Though the two vertical bar plots serves the purpose of visualizing count frequency, the readiness of the plots is quite poor. Next, let's use a different way to visualize the result.

#### Display a horizontal bar plot

First, the x-tick and y-tick from previously shown plots are hard to read, we can change the parameters down below:

In [None]:
import matplotlib.pylab as pylab
print(pylab.rcParams['xtick.labelsize'], pylab.rcParams['ytick.labelsize'])

In [None]:
params = {
          'figure.figsize': (6.4,12),
          'axes.labelsize': 'small',
          'xtick.labelsize':'small'
         }
pylab.rcParams.update(params)

Then, instead of showing all callee function names, we can only show the top 30 so the bars will not get as crowded.

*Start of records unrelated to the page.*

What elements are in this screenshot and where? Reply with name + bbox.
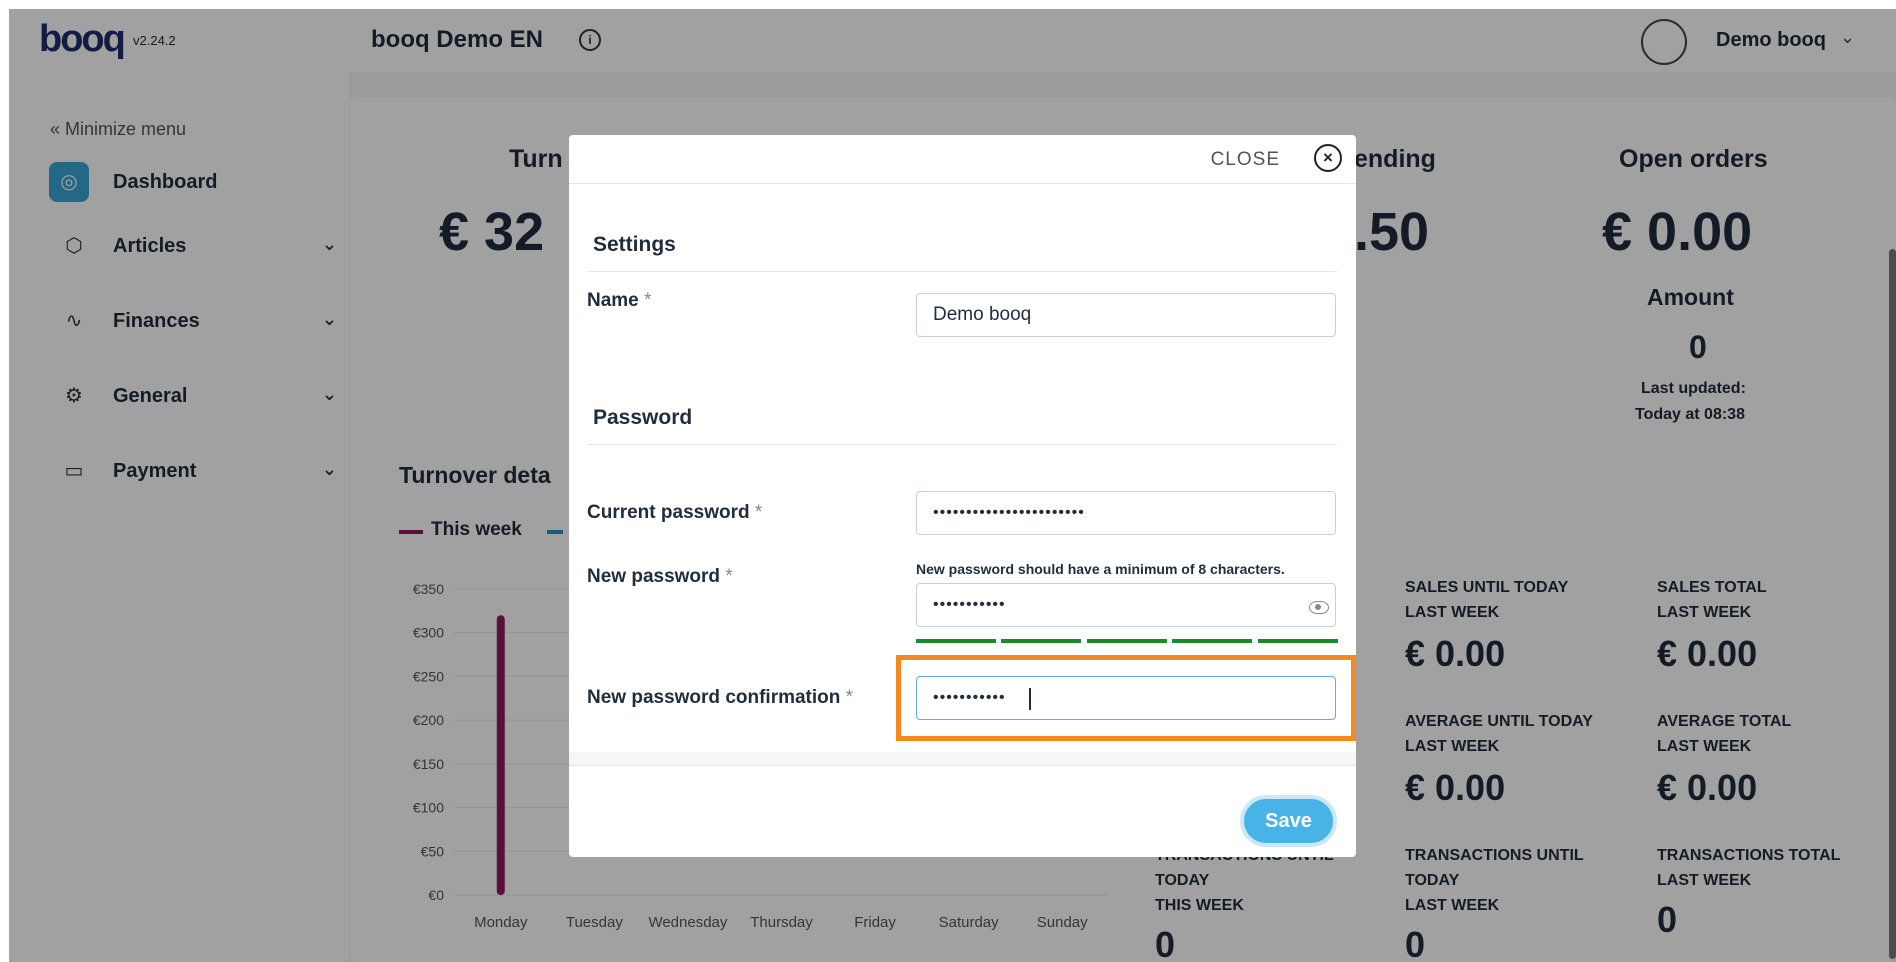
scrollbar-thumb[interactable]: [1889, 249, 1896, 959]
password-section-title: Password: [593, 406, 693, 429]
modal-separator: [569, 752, 1356, 765]
focus-highlight: [896, 655, 1356, 741]
app-window: booq v2.24.2 booq Demo EN i Demo booq ⌄ …: [9, 9, 1896, 962]
divider: [587, 444, 1337, 445]
strength-bar-segment: [1087, 639, 1167, 643]
save-button[interactable]: Save: [1240, 795, 1337, 847]
settings-section-title: Settings: [593, 233, 676, 256]
modal-footer: [569, 765, 1356, 857]
strength-bar-segment: [1258, 639, 1338, 643]
current-password-label: Current password *: [587, 502, 763, 523]
name-field[interactable]: [916, 293, 1336, 337]
strength-bar-segment: [1001, 639, 1081, 643]
current-password-field[interactable]: •••••••••••••••••••••••: [916, 491, 1336, 535]
new-password-hint: New password should have a minimum of 8 …: [916, 561, 1285, 577]
close-icon[interactable]: ×: [1314, 144, 1342, 172]
new-password-field[interactable]: •••••••••••: [916, 583, 1336, 627]
divider: [587, 271, 1337, 272]
strength-bar-segment: [916, 639, 996, 643]
close-label[interactable]: CLOSE: [1211, 149, 1280, 171]
confirm-password-label: New password confirmation *: [587, 687, 854, 708]
eye-icon[interactable]: [1309, 601, 1329, 614]
strength-bar-segment: [1172, 639, 1252, 643]
modal-header: CLOSE ×: [569, 135, 1356, 184]
name-label: Name *: [587, 290, 652, 311]
settings-modal: CLOSE × Settings Name * Password Current…: [569, 135, 1356, 857]
new-password-label: New password *: [587, 566, 733, 587]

Also use `plt.barh` to replace `plt.bar` when in need to show the bars horizontally:

In [None]:
from collections import OrderedDict

def draw_horizontal_bar(counter):
    # only show the top 50 so the bars will not get as crowded
    y = OrderedDict(counter.most_common(30))
    # Counter data, counter is your counter object
    keys = y.keys()
    y_pos = np.arange(len(keys))
    # get the counts for each key, assuming the values are numerical
    performance = [y[k] for k in keys]
    # not sure if you want this :S
    error = np.random.rand(len(keys))

    plt.barh(y_pos, performance, xerr=error, align='center', alpha=0.2)
    plt.yticks(y_pos, keys)
    plt.xlabel('Usage per function')
    plt.title('Which function is most commonly used?')

    plt.show()

For the function frequency in `samples` folder:

In [None]:
draw_horizontal_bar(result)

For the function frequency in `guide` folder:

In [None]:
draw_horizontal_bar(result2)

From the horizontal bar plots, it is obvious that most of users used the Python API for ArcGIS to establish connection to the GIS object and create a map view by adding an existing layer item inside the GIS object.

## Conclusions

This sample has introduced an approach for product owners or experienced users of an API to count and visualize the usage frequency or so called popularities of built-in methods, via these steps: 1. download the remote repo to the local file system, 2. obtain a list of function names which are built-in and exposed publicly by Python API for ArcGIS, 3. convert the IPython Notebooks to Python Source files, 4. count the frequency of function names, and 5. finally create a deliverable visualization of the frequency report.

With the usage popularity report, you can then go on to provide users with helper snippets or function template, or find out what the general users to the API are looking for, or from a reverse-engineering perspective, get to know the user groups (e.g. GIS analysts, data scientists, cartographers, or Python programmers).